Christians would do well to recover the biblical understanding both of sin and salvation. Human beings are under the curse of the Fall. We are in bondage to the world, the flesh and the devil. We cannot simply choose to be good. The doctrine of original sin means that sin is, in effect, genetic. But this does not mean it is excusable. Underneath homosexuality and the equally damnable sins heterosexuals can fall into, underneath murder and crime, underneath hatred and every tragedy, including what happened to Matthew Shepard, is the same intractable reality of our sinful condition.

The solution to this bondage is not laws (though laws are necessary to keep our outward behavior from the worst things it is capable of) or good intentions or willpower, but the Cross of Jesus Christ, who bore the sins of the world, took the punishment sinners deserve and imputes to those sinners His own righteousness.

This is the Gospel.
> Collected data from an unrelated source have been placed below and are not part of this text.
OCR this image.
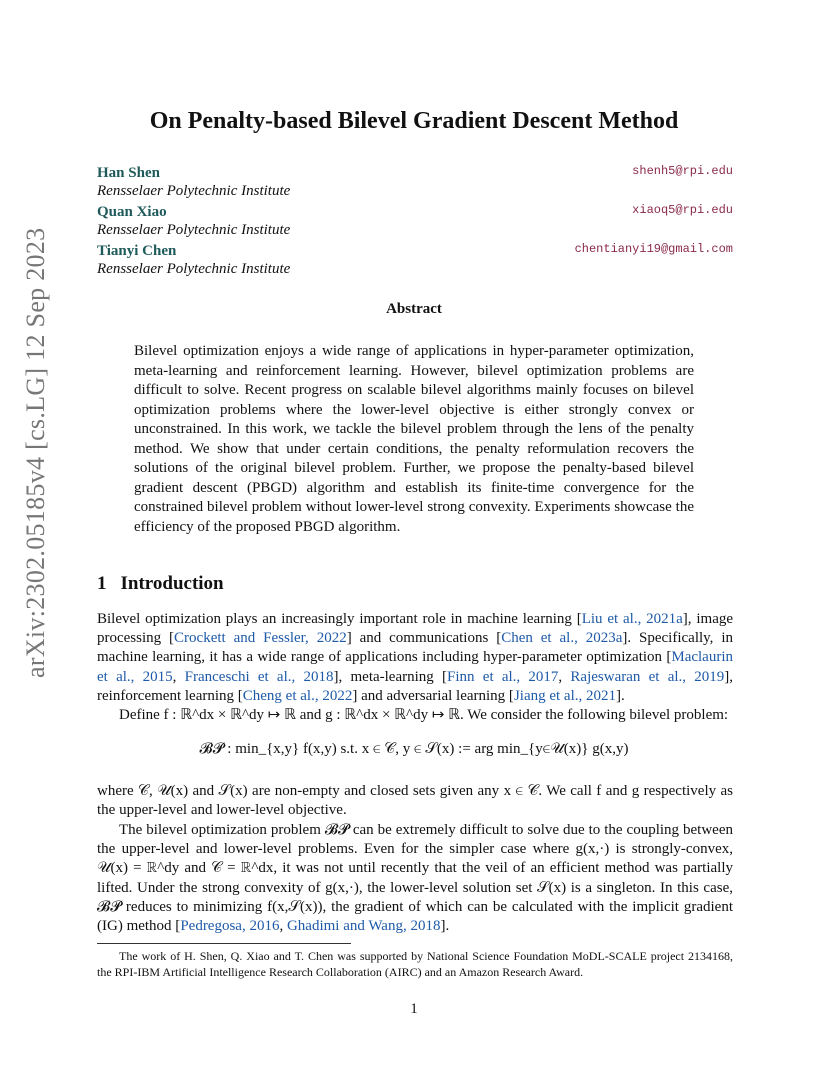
arXiv:2302.05185v4 [cs.LG] 12 Sep 2023
On Penalty-based Bilevel Gradient Descent Method
Han Shen	shenh5@rpi.edu
Rensselaer Polytechnic Institute
Quan Xiao	xiaoq5@rpi.edu
Rensselaer Polytechnic Institute
Tianyi Chen	chentianyi19@gmail.com
Rensselaer Polytechnic Institute
Abstract
Bilevel optimization enjoys a wide range of applications in hyper-parameter optimization, meta-learning and reinforcement learning. However, bilevel optimization problems are difficult to solve. Recent progress on scalable bilevel algorithms mainly focuses on bilevel optimization problems where the lower-level objective is either strongly convex or unconstrained. In this work, we tackle the bilevel problem through the lens of the penalty method. We show that under certain conditions, the penalty reformulation recovers the solutions of the original bilevel problem. Further, we propose the penalty-based bilevel gradient descent (PBGD) algorithm and establish its finite-time convergence for the constrained bilevel problem without lower-level strong convexity. Experiments showcase the efficiency of the proposed PBGD algorithm.
1 Introduction
Bilevel optimization plays an increasingly important role in machine learning [Liu et al., 2021a], image processing [Crockett and Fessler, 2022] and communications [Chen et al., 2023a]. Specifically, in machine learning, it has a wide range of applications including hyper-parameter optimization [Maclaurin et al., 2015, Franceschi et al., 2018], meta-learning [Finn et al., 2017, Rajeswaran et al., 2019], reinforcement learning [Cheng et al., 2022] and adversarial learning [Jiang et al., 2021].
Define f : ℝ^dx × ℝ^dy ↦ ℝ and g : ℝ^dx × ℝ^dy ↦ ℝ. We consider the following bilevel problem:
𝓑𝓟 : min_{x,y} f(x,y) s.t. x ∈ 𝒞, y ∈ 𝒮(x) := arg min_{y∈𝒰(x)} g(x,y)
where 𝒞, 𝒰(x) and 𝒮(x) are non-empty and closed sets given any x ∈ 𝒞. We call f and g respectively as the upper-level and lower-level objective.
The bilevel optimization problem 𝓑𝓟 can be extremely difficult to solve due to the coupling between the upper-level and lower-level problems. Even for the simpler case where g(x,·) is strongly-convex, 𝒰(x) = ℝ^dy and 𝒞 = ℝ^dx, it was not until recently that the veil of an efficient method was partially lifted. Under the strong convexity of g(x,·), the lower-level solution set 𝒮(x) is a singleton. In this case, 𝓑𝓟 reduces to minimizing f(x,𝒮(x)), the gradient of which can be calculated with the implicit gradient (IG) method [Pedregosa, 2016, Ghadimi and Wang, 2018].
The work of H. Shen, Q. Xiao and T. Chen was supported by National Science Foundation MoDL-SCALE project 2134168, the RPI-IBM Artificial Intelligence Research Collaboration (AIRC) and an Amazon Research Award.
1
The only thing that can change the human heart and all of its bad behavior is faith in Jesus Christ. The culture, by and large, believes that Christianity is just a matter of “being good.” The cultural stereotypes formed by the propaganda present Christianity as just another brand of moralism. There is little awareness that Christianity is a religion specifically for sinners, that it is really all about grace, forgiveness and the incarnation, death and resurrection of Christ for our justification.

Homosexuals need Christ. Whether He will change their sexual orientation or help them remain celibate or keep forgiving them when they fall, their only hope – exactly as it is for heterosexual sinners – is in the Gospel.

The spiritual condition that is far more dangerous than homosexuality is self-righteousness. In another irony, this is something the Phelpses of the world and the gay lobby have in common. Christian legalists can be complacent in their own righteousness, shutting out their own need for Christ’s forgiveness and alienating the culture by their harshness and hypocrisies. In the meantime, the gay lobby is cultivating a self-righteousness of its own, insisting on its goodness, that homosexuality is not wrong at all. Both need to repent, to confess their sins, so Christ can set them free.

This is how Christians need to present themselves and their faith. This will counter the legalistic stereotypes of the propagandists and will project genuine compassion for those trapped in the snares of homosexuality. While pursuing not propaganda but truth and while fighting the legal and political battles, Christians need to communicate their message in a way that is at least as persuasive, effective and culturally savvy as what the homosexuals have been doing.

Gene Edward Veith is cultural editor of World magazine and author of Postmodern Times: A Christian Guide to Contemporary Thought and Culture.


This article appeared in the October 2003 issue of Citizen magazine.